Je sais parfaitement que s’il y a quelque chose que les gène c’est de leur responsabilité et non pas de la mienne ou celles de mes enfants. Nous ne sommes absolument pas responsables du bonheur ou du malheur des autres.

Ok.

Mais…

Je n’ai pas été éduqué comme ça.

On m’a éduqué pour être empathique, totalement empathique et cela à mon détriment. Et malheureusement je suis en train de faire la même chose avec mes enfants.

Car être empathique oui il est nécessaire, mais pas à notre détriment.

Exemple: hier on attendait avec mes enfants que mes beaux parents passent à la caisse. Mes enfants se sont mis à jouer, à courir en faisant de ronds autour de moi. Ils ne faisaient du mal à personne, rien de méchant ou qui transgresse aucune règle. Ils s’amusaient uniquement dans un magasin. Il y avait aucun risque de que quelque chose se casse, ils ne criaient pas fort non plus. Juste ils rigolaient et ils couraient autour de moi, joyeusement.

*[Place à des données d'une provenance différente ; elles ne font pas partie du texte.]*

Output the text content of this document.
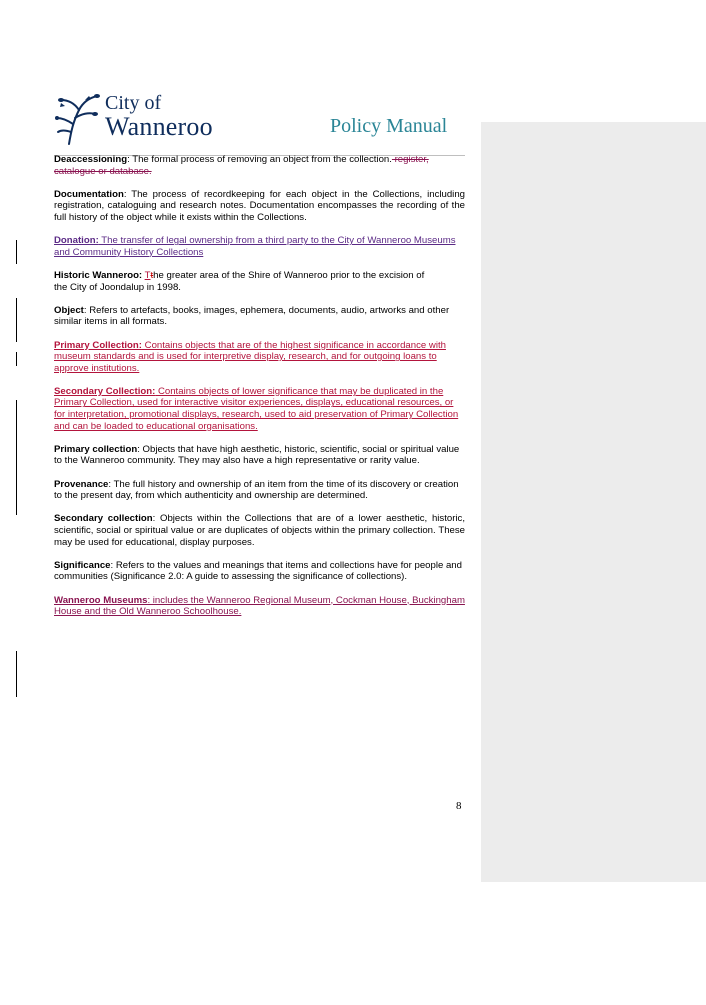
City of
Wanneroo	Policy Manual

Deaccessioning: The formal process of removing an object from the collection. register, catalogue or database.

Documentation: The process of recordkeeping for each object in the Collections, including registration, cataloguing and research notes. Documentation encompasses the recording of the full history of the object while it exists within the Collections.

Donation: The transfer of legal ownership from a third party to the City of Wanneroo Museums and Community History Collections

Historic Wanneroo: Tthe greater area of the Shire of Wanneroo prior to the excision of the City of Joondalup in 1998.

Object: Refers to artefacts, books, images, ephemera, documents, audio, artworks and other similar items in all formats.

Primary Collection: Contains objects that are of the highest significance in accordance with museum standards and is used for interpretive display, research, and for outgoing loans to approve institutions.

Secondary Collection: Contains objects of lower significance that may be duplicated in the Primary Collection, used for interactive visitor experiences, displays, educational resources, or for interpretation, promotional displays, research, used to aid preservation of Primary Collection and can be loaded to educational organisations.

Primary collection: Objects that have high aesthetic, historic, scientific, social or spiritual value to the Wanneroo community. They may also have a high representative or rarity value.

Provenance: The full history and ownership of an item from the time of its discovery or creation to the present day, from which authenticity and ownership are determined.

Secondary collection: Objects within the Collections that are of a lower aesthetic, historic, scientific, social or spiritual value or are duplicates of objects within the primary collection. These may be used for educational, display purposes.

Significance: Refers to the values and meanings that items and collections have for people and communities (Significance 2.0: A guide to assessing the significance of collections).

Wanneroo Museums: includes the Wanneroo Regional Museum, Cockman House, Buckingham House and the Old Wanneroo Schoolhouse.

8
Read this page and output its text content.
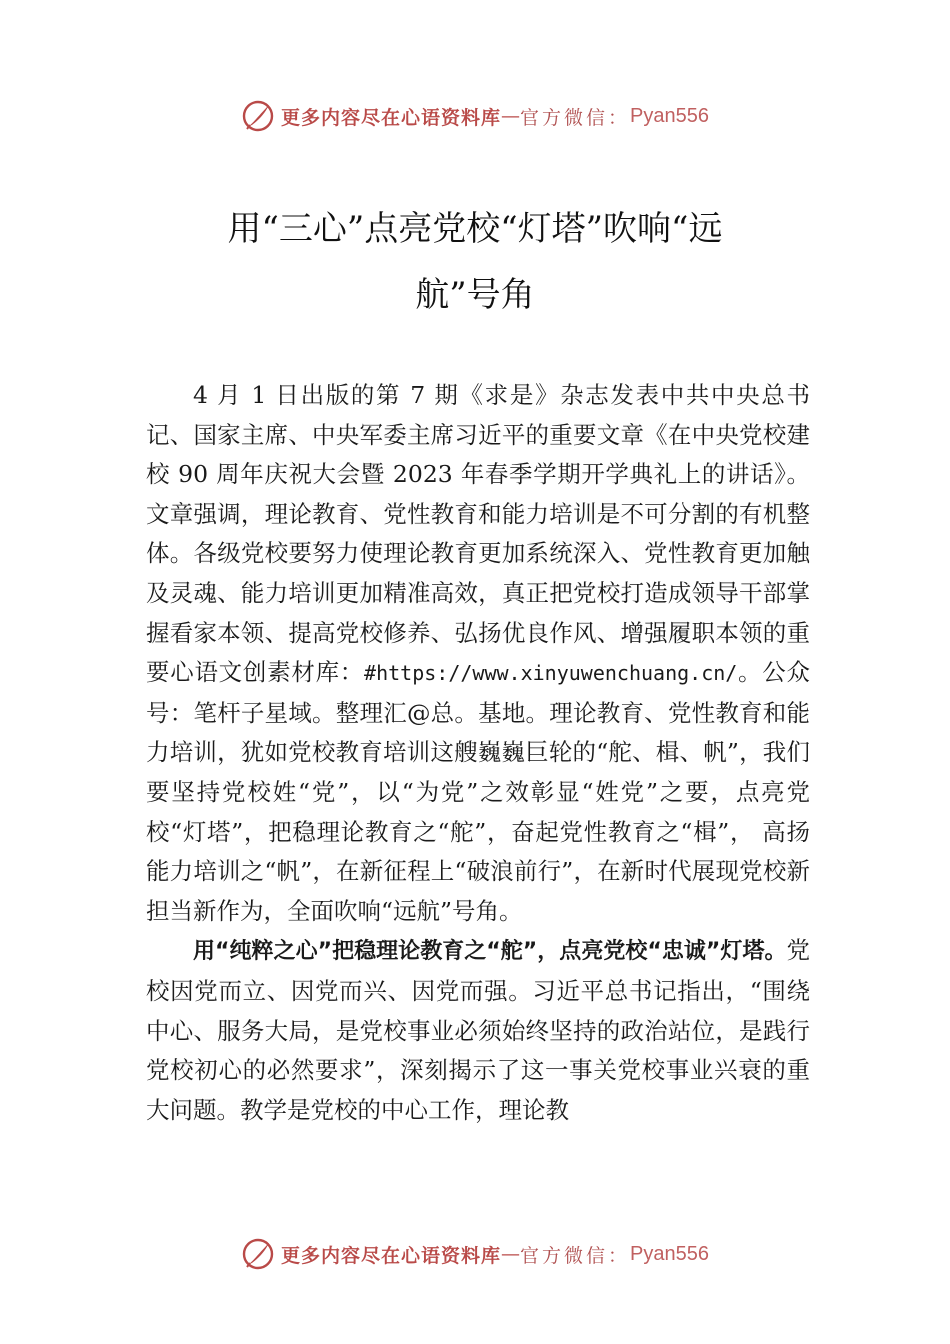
更多内容尽在心语资料库 — 官方微信： Pyan556
用“三心”点亮党校“灯塔”吹响“远
航”号角

4 月 1 日出版的第 7 期《求是》杂志发表中共中央总书记、国家主席、中央军委主席习近平的重要文章《在中央党校建校 90 周年庆祝大会暨 2023 年春季学期开学典礼上的讲话》。文章强调，理论教育、党性教育和能力培训是不可分割的有机整体。各级党校要努力使理论教育更加系统深入、党性教育更加触及灵魂、能力培训更加精准高效，真正把党校打造成领导干部掌握看家本领、提高党校修养、弘扬优良作风、增强履职本领的重要心语文创素材库：#https://www.xinyuwenchuang.cn/。公众号：笔杆子星域。整理汇@总。基地。理论教育、党性教育和能力培训，犹如党校教育培训这艘巍巍巨轮的“舵、楫、帆”，我们要坚持党校姓“党”，以“为党”之效彰显“姓党”之要，点亮党校“灯塔”，把稳理论教育之“舵”，奋起党性教育之“楫”， 高扬能力培训之“帆”，在新征程上“破浪前行”，在新时代展现党校新担当新作为，全面吹响“远航”号角。

用“纯粹之心”把稳理论教育之“舵”，点亮党校“忠诚”灯塔。党校因党而立、因党而兴、因党而强。习近平总书记指出，“围绕中心、服务大局，是党校事业必须始终坚持的政治站位，是践行党校初心的必然要求”，深刻揭示了这一事关党校事业兴衰的重大问题。教学是党校的中心工作，理论教

更多内容尽在心语资料库 — 官方微信： Pyan556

Dans l’absolu il n’y avait aucune raison logique de les arrêter.

Aucune.

Mais j’ai senti le regard du beau père.

Alors je leur dis: plus doucement les enfants, faites plus doucement.

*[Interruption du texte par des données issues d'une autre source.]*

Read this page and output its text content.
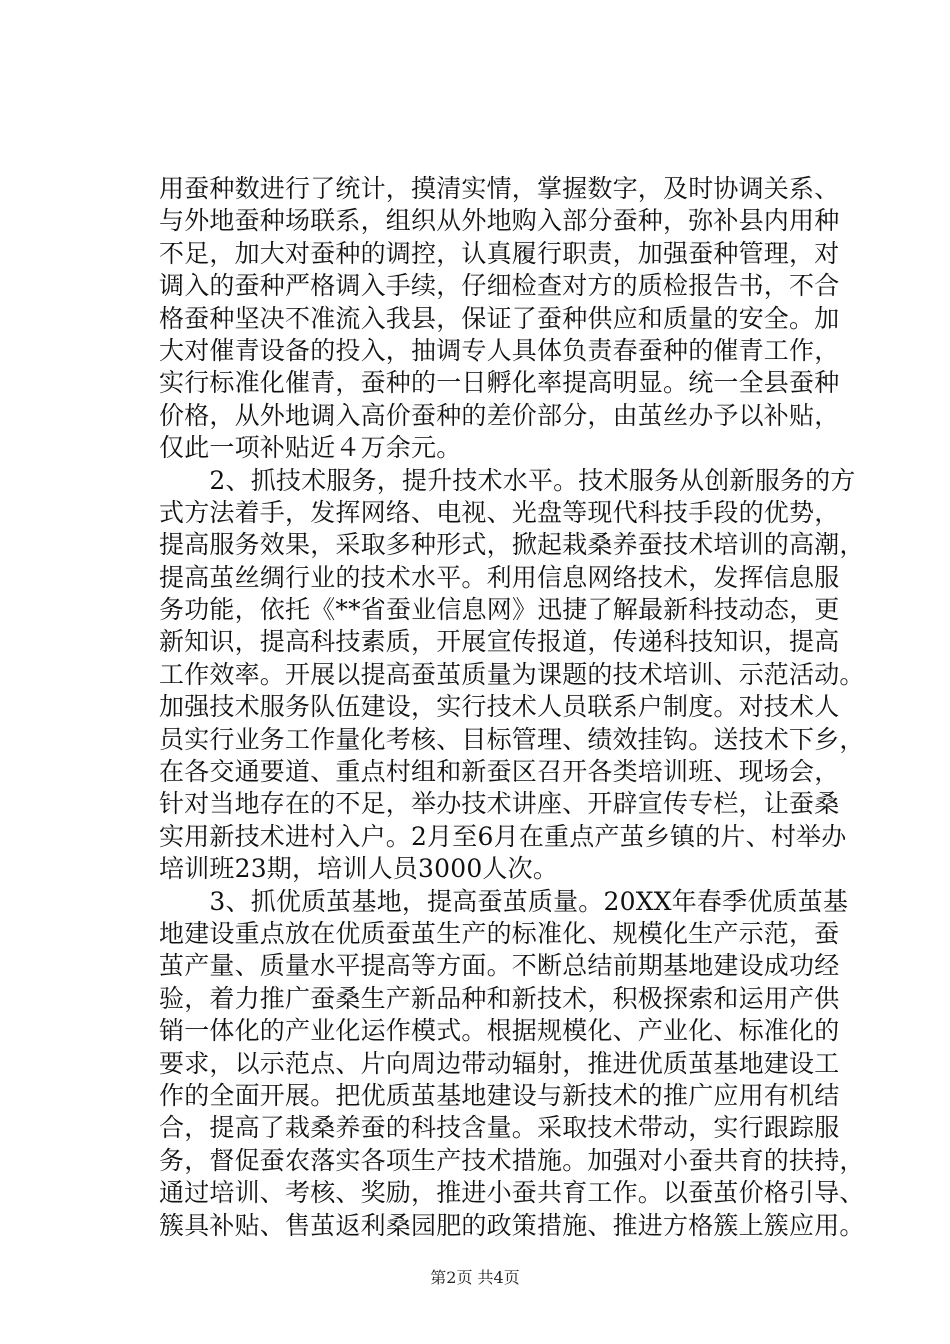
用蚕种数进行了统计，摸清实情，掌握数字，及时协调关系、
与外地蚕种场联系，组织从外地购入部分蚕种，弥补县内用种
不足，加大对蚕种的调控，认真履行职责，加强蚕种管理，对
调入的蚕种严格调入手续，仔细检查对方的质检报告书，不合
格蚕种坚决不准流入我县，保证了蚕种供应和质量的安全。加
大对催青设备的投入，抽调专人具体负责春蚕种的催青工作，
实行标准化催青，蚕种的一日孵化率提高明显。统一全县蚕种
价格，从外地调入高价蚕种的差价部分，由茧丝办予以补贴，
仅此一项补贴近４万余元。
　　2、抓技术服务，提升技术水平。技术服务从创新服务的方
式方法着手，发挥网络、电视、光盘等现代科技手段的优势，
提高服务效果，采取多种形式，掀起栽桑养蚕技术培训的高潮，
提高茧丝绸行业的技术水平。利用信息网络技术，发挥信息服
务功能，依托《**省蚕业信息网》迅捷了解最新科技动态，更
新知识，提高科技素质，开展宣传报道，传递科技知识，提高
工作效率。开展以提高蚕茧质量为课题的技术培训、示范活动。
加强技术服务队伍建设，实行技术人员联系户制度。对技术人
员实行业务工作量化考核、目标管理、绩效挂钩。送技术下乡，
在各交通要道、重点村组和新蚕区召开各类培训班、现场会，
针对当地存在的不足，举办技术讲座、开辟宣传专栏，让蚕桑
实用新技术进村入户。2月至6月在重点产茧乡镇的片、村举办
培训班23期，培训人员3000人次。
　　3、抓优质茧基地，提高蚕茧质量。20XX年春季优质茧基
地建设重点放在优质蚕茧生产的标准化、规模化生产示范，蚕
茧产量、质量水平提高等方面。不断总结前期基地建设成功经
验，着力推广蚕桑生产新品种和新技术，积极探索和运用产供
销一体化的产业化运作模式。根据规模化、产业化、标准化的
要求，以示范点、片向周边带动辐射，推进优质茧基地建设工
作的全面开展。把优质茧基地建设与新技术的推广应用有机结
合，提高了栽桑养蚕的科技含量。采取技术带动，实行跟踪服
务，督促蚕农落实各项生产技术措施。加强对小蚕共育的扶持，
通过培训、考核、奖励，推进小蚕共育工作。以蚕茧价格引导、
簇具补贴、售茧返利桑园肥的政策措施、推进方格簇上簇应用。
第2页 共4页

Mais ils ont continué. Normal: moi j’étais en train de donner une limite à laquelle je n’étais pas d’accord. Puis ils ne faisaient rien qui ne soit interdit à leurs yeux. Ils ne faisaient que s’amuser.

Mais le beau père leur dit: arrêtez maintenant de faire n’importe quoi.

Ils se sont arrêtés net.

Oui, car en plus ils ont peur de leur grand père… j’avoue que moi aussi… un peu.

Mais j’ai senti une énorme tristesse sur tout, car j’ai interdit à mes enfants un moment de bonheur pour satisfaire le malheur de quelqu’un d’autre. Et ça je ne veux pas continuer à le faire.

Aujourd’hui je devais partir de chez mes beaux parents.

Les émotions battaient à tout rompre:

– les enfants qui ne veulent pas vraiment que je parte

– moi je ne veux pas vraiment les laisser

Alors il y avait de la tristesse, de la colère et de la peur.

Tristesse de la séparation pour eux, à chaque séparation ils ont l’impression qu’on les abandonne, qu’on ne les aime pas.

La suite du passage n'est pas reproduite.